In the treatment of patients with colon cancer, neoadjuvant chemotherapy does not appear to yield better survival benefit than standard upfront surgery, according to the results of the phase III NeoCol trial presented at ASCO 2023.
The primary endpoint of disease-free survival (DFS) at 2 years was similar among patients who underwent upfront surgery and those who received neoadjuvant chemotherapy (p=0.95), as was the secondary endpoint of overall survival (OS; p=0.95). [ASCO 2023, abstract LBA3503]
“However, neoadjuvant chemotherapy seemed to have more favourable outcomes in terms of chemotherapy cycles, postoperative complications, and downstaging,” reported Dr Lars Henrik Jensen of the Danish Colorectal Cancer Center South and the University Hospital of Southern Denmark, Vejle, Denmark.
The analysis included 246 patients (median age 66 years, 44 percent women) with advanced colon cancer. Most patients (91 percent) had a performance status (PS) score of 0. Close to three-fourths of tumours (73 percent) were classified as T3, with a median outgrowth of 11 mm, while 26 percent were classified as T4 on the baseline CT scan. There were no significant differences in baseline characteristics.

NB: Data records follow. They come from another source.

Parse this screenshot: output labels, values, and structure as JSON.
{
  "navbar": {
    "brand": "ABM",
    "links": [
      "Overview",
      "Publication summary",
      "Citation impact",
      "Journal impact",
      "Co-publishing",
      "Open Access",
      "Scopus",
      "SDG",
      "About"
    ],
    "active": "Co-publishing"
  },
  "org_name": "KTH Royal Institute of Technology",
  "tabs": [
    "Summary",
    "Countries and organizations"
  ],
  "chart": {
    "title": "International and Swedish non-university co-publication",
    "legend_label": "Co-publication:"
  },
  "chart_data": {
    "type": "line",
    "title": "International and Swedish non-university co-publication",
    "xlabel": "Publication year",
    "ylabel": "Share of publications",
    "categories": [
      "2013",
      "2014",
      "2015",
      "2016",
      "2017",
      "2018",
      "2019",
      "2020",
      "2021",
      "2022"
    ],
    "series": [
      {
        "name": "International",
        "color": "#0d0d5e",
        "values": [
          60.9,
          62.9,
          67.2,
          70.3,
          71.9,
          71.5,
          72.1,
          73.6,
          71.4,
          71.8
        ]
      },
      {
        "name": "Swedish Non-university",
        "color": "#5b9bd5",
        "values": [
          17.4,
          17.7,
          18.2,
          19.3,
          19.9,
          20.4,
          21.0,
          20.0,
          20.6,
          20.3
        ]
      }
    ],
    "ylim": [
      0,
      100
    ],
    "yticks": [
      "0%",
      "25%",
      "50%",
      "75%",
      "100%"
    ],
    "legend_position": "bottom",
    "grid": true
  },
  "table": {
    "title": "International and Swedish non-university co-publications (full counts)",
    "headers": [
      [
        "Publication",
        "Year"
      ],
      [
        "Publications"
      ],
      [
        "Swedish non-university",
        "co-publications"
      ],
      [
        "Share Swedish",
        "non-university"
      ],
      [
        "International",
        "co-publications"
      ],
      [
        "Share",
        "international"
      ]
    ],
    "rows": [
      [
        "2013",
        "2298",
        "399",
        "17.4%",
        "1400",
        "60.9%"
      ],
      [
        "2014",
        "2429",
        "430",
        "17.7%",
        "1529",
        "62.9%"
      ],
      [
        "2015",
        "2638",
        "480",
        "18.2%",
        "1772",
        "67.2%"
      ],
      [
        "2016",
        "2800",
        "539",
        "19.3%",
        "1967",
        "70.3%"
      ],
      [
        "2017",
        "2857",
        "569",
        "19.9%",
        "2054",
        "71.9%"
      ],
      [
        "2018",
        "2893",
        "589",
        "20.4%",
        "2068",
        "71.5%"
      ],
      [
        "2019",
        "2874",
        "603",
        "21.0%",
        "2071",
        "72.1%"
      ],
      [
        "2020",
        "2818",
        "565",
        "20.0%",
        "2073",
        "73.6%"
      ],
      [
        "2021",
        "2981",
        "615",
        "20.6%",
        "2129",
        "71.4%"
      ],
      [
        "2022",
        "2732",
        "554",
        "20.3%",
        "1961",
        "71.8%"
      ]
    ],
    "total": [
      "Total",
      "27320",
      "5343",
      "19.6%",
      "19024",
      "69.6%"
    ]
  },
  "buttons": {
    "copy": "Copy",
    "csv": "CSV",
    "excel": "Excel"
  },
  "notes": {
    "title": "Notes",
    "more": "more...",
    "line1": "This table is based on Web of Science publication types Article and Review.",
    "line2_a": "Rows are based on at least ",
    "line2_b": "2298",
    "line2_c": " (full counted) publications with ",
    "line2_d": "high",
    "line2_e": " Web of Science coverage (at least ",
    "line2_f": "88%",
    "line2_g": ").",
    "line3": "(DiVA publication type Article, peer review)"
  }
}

Of the patients, 122 were randomly assigned to the standard arm and 126 in the neoadjuvant arm. Patients in standard arm underwent surgery, whereas those in the neoadjuvant arm received either 3 cycles of CAPOX (oxaliplatin, capecitabine every 3 weeks) or 4 cycles of FOLFOX (oxaliplatin, fluorouracil every 2 weeks) before surgery.
“Adjuvant chemotherapy was based on the postoperative pathology examination … and was not mandatory. It was only offered [in the presence of] postoperative risk factors. Furthermore, any neoadjuvant chemotherapy was subtracted from the number of planned adjuvant cycles,” Jensen pointed out. “This is an important chemotherapy de-escalation feature of the trial.”
Merits of neoadjuvant chemo
Nearly all patients (99 percent) underwent surgery a median of 7 days from randomization in the standard arm and 74 days in the neoadjuvant arm. There were more laparoscopic procedures and a little more right-sided cancers in the standard arm than in the neoadjuvant arm.
“Considering surgical complication, surgery proved to be a safe procedure after neoadjuvant chemotherapy. Absolute numbers are small, but, relatively, the risk of ileus or anastomotic leakage favoured neoadjuvant chemotherapy,” Jensen said.
Meanwhile, the neoadjuvant arm received fewer chemotherapy cycles than the standard group (3 vs 4). There were slightly more postoperative complications in the standard group regarding ileus, anastomotic leakage, and length of stay.
Postoperative pathology examination data revealed tumour downsizing after neoadjuvant chemotherapy, with 3 percent complete responses in T0 category and a total of 10 percent in T2 category. Furthermore, many patients had no lymph node spread, which is an indicator of downstaging, Jensen noted.
In light of the present data, Jensen said: “Neoadjuvant chemotherapy is a widely accepted approach in numerous cancers, with potential benefits such as eliminating micrometastases, reducing tumour size, giving time for improving the patient's conditions before anesthesia and surgery—the so-called prehabilitation.
“Furthermore, if risk factors are eliminated and the tumour is downstaged, postoperative adjuvant chemotherapy may not be necessary at all,” he continued.
The study was limited by the use of preoperative CT scan—which may not be ideal to identify high risk patients, that is patients who are eligible for adjuvant chemotherapy—and the missed opportunity to include patient-reported quality of life, according to Jensen.
“And finally, at the time of study design, mismatch repair and circulating tumour DNA were not established biomarkers in this setting, and they were not included prospectively,” he added.